THE Vatican yesterday strongly criticised President Clinton's decision to veto a bill that would have banned late-term abortions, describing it as bordering on "infanticide".
"As the American cardinals have stated, this presidential decision is even `more akin to infanticide than abortion', and thus it is not surprising that 65 per cent of self-described `pro-choice' voters also oppose partial-birth abortions," the Vatican spokesman, Dr Joaquin Navarro Valls, said in an unusually harsh statement.
The so-called "partial-birth" technique is used in rare cases after the 20th week of pregnancy. Proponents of the technique say it is used invariably because serious health normalities arise late in the pregnancy.
The bill, which Mr Clinton vetoed last week, described the procedure as one in which a doctor "partially vaginally delivers a living foetus before killing the foetus and completing the delivery".
"This presidential decision, in contradiction of the position of the American Congress, is a `shameful veto' that in effect amounts to an incredibly brutal act of aggression against innocent human life and to inalienable rights of the unborn," Dr Navarro Valls said.

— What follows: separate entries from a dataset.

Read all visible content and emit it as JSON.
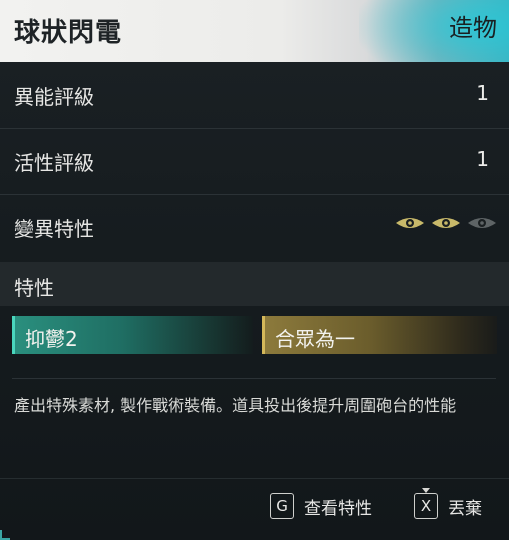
{
  "header": {
    "title": "球狀閃電",
    "category": "造物"
  },
  "stats": [
    {
      "label": "異能評級",
      "value": "1"
    },
    {
      "label": "活性評級",
      "value": "1"
    }
  ],
  "mutation": {
    "label": "變異特性",
    "level_filled": 2,
    "level_max": 3,
    "icon": "eye-icon",
    "filled_color": "#c8b96a",
    "empty_color": "#5e6466"
  },
  "traits": {
    "heading": "特性",
    "chips": [
      {
        "label": "抑鬱2",
        "color": "#2a8f7e"
      },
      {
        "label": "合眾為一",
        "color": "#8c7a3c"
      }
    ]
  },
  "description": "產出特殊素材, 製作戰術裝備。道具投出後提升周圍砲台的性能",
  "actions": [
    {
      "key": "G",
      "label": "查看特性"
    },
    {
      "key": "X",
      "label": "丟棄"
    }
  ]
}
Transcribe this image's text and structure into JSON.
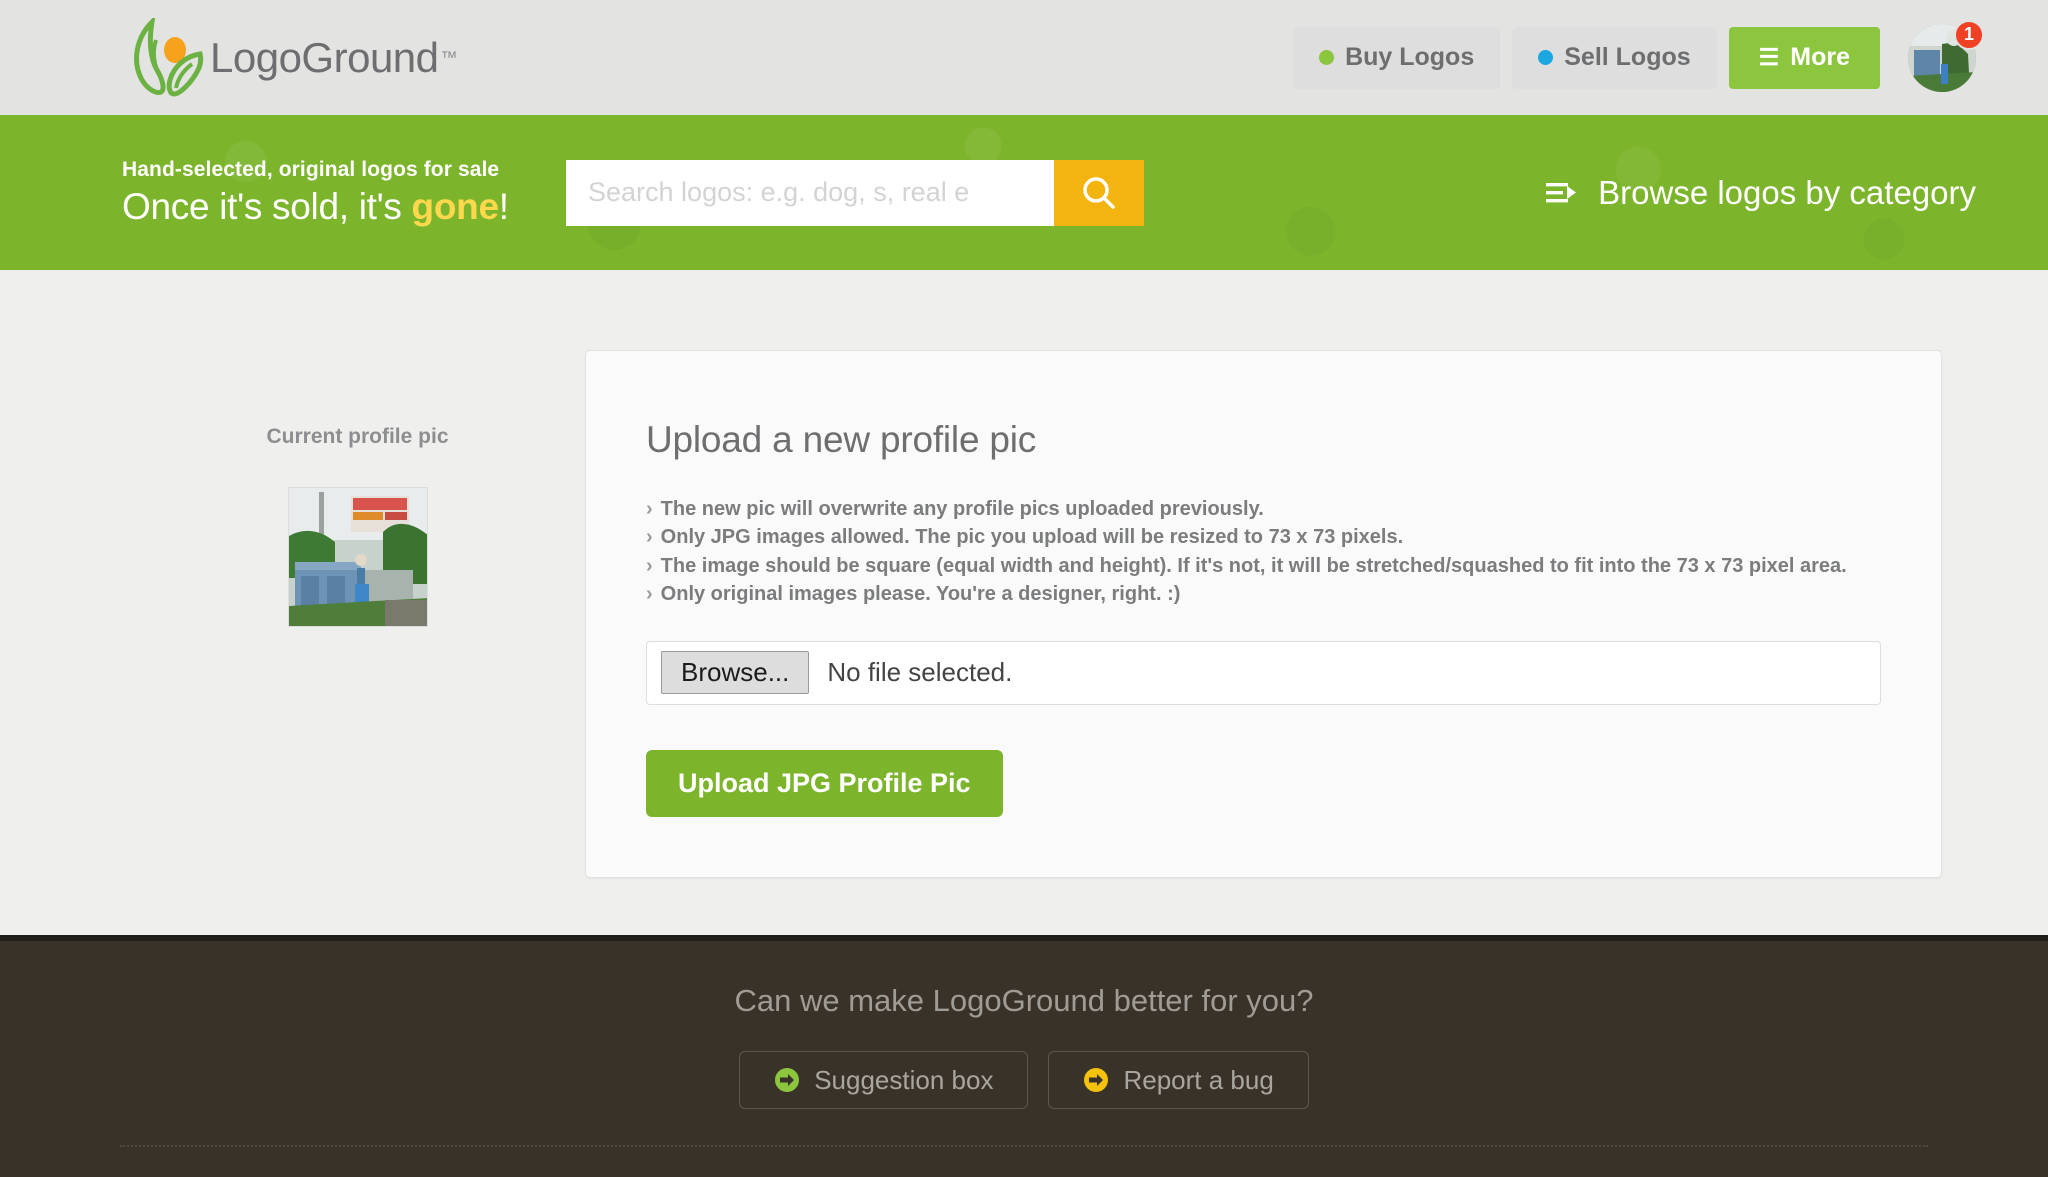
{
  "header": {
    "brand_name": "LogoGround",
    "brand_tm": "™",
    "nav": [
      {
        "label": "Buy Logos",
        "dot_color": "#8cc63f",
        "icon": "dot-icon"
      },
      {
        "label": "Sell Logos",
        "dot_color": "#1ca7e0",
        "icon": "dot-icon"
      }
    ],
    "more_label": "More",
    "more_icon": "hamburger-icon",
    "avatar_icon": "user-avatar",
    "notification_count": "1"
  },
  "search_band": {
    "tagline_small": "Hand-selected, original logos for sale",
    "tagline_big_prefix": "Once it's sold, it's ",
    "tagline_big_accent": "gone",
    "tagline_big_suffix": "!",
    "search_placeholder": "Search logos: e.g. dog, s, real e",
    "search_value": "",
    "search_icon": "magnifier-icon",
    "browse_label": "Browse logos by category",
    "browse_icon": "list-arrow-icon",
    "band_color": "#7cb52c",
    "search_button_color": "#f4b40f",
    "accent_color": "#ffd84d"
  },
  "sidebar": {
    "current_pic_label": "Current profile pic",
    "current_pic_icon": "profile-photo"
  },
  "card": {
    "title": "Upload a new profile pic",
    "bullets": [
      "The new pic will overwrite any profile pics uploaded previously.",
      "Only JPG images allowed. The pic you upload will be resized to 73 x 73 pixels.",
      "The image should be square (equal width and height). If it's not, it will be stretched/squashed to fit into the 73 x 73 pixel area.",
      "Only original images please. You're a designer, right. :)"
    ],
    "bullet_marker": "›",
    "file_browse_label": "Browse...",
    "file_status": "No file selected.",
    "upload_button_label": "Upload JPG Profile Pic",
    "upload_button_color": "#7cb52c"
  },
  "footer": {
    "question": "Can we make LogoGround better for you?",
    "buttons": [
      {
        "label": "Suggestion box",
        "icon": "arrow-circle-green-icon",
        "color": "#8cc63f"
      },
      {
        "label": "Report a bug",
        "icon": "arrow-circle-yellow-icon",
        "color": "#f4c20d"
      }
    ],
    "background_color": "#383229"
  }
}
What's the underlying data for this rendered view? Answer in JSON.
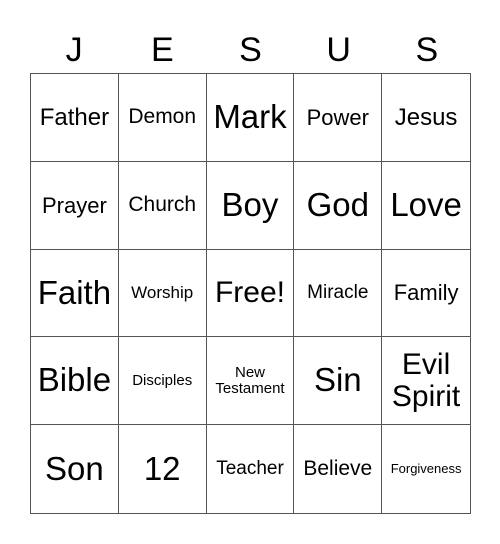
{
  "header": {
    "letters": [
      "J",
      "E",
      "S",
      "U",
      "S"
    ]
  },
  "cells": [
    "Father",
    "Demon",
    "Mark",
    "Power",
    "Jesus",
    "Prayer",
    "Church",
    "Boy",
    "God",
    "Love",
    "Faith",
    "Worship",
    "Free!",
    "Miracle",
    "Family",
    "Bible",
    "Disciples",
    "New Testament",
    "Sin",
    "Evil Spirit",
    "Son",
    "12",
    "Teacher",
    "Believe",
    "Forgiveness"
  ]
}
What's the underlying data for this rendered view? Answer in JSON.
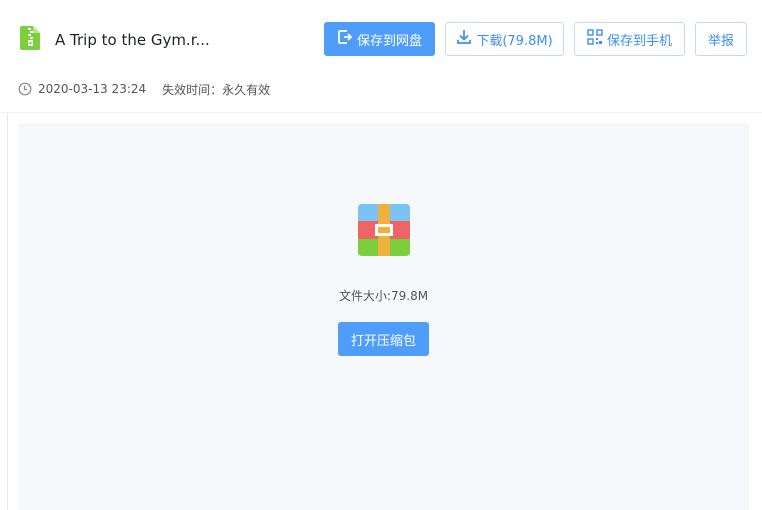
{
  "file": {
    "title": "A Trip to the Gym.r...",
    "date": "2020-03-13 23:24",
    "expire": "失效时间：永久有效",
    "size_text": "文件大小:79.8M",
    "icon": "zip-file-icon"
  },
  "toolbar": {
    "save_cloud_label": "保存到网盘",
    "download_label": "下载(79.8M)",
    "save_phone_label": "保存到手机",
    "report_label": "举报"
  },
  "preview": {
    "open_archive_label": "打开压缩包",
    "icon": "archive-icon"
  },
  "colors": {
    "primary": "#4e9dfa",
    "outline_border": "#bfdcfb",
    "outline_text": "#3c8ef3",
    "content_bg": "#f7f8fb",
    "file_icon_green": "#7ccf3c"
  }
}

"The fact that this presidential decision legalises this inhuman procedure, morally and ethically imperils the future of a society that condones it," he added.
The US ambassador to the Vatican, Mr Raymond Flynn, sent a personal letter to Mr Clinton the day before he announced his decision, advising him against such a veto. Mr Clinton, for his part, had stressed that the operation was rare and performed only in dire emergencies to protect the life or health of the mother.
Meanwhile, in Oklahoma City prayers were offered for the dead yesterday at the beginning of a day of remembrance for the 168 people killed in the April 19th, 1995, bombing that traumatised the city and stunned America.
Four prominent members of the community, including leaders of the Cheyenne and Apache nations, were to read out the names of the dead, including those of the 19 children killed by the blast in a child-care centre.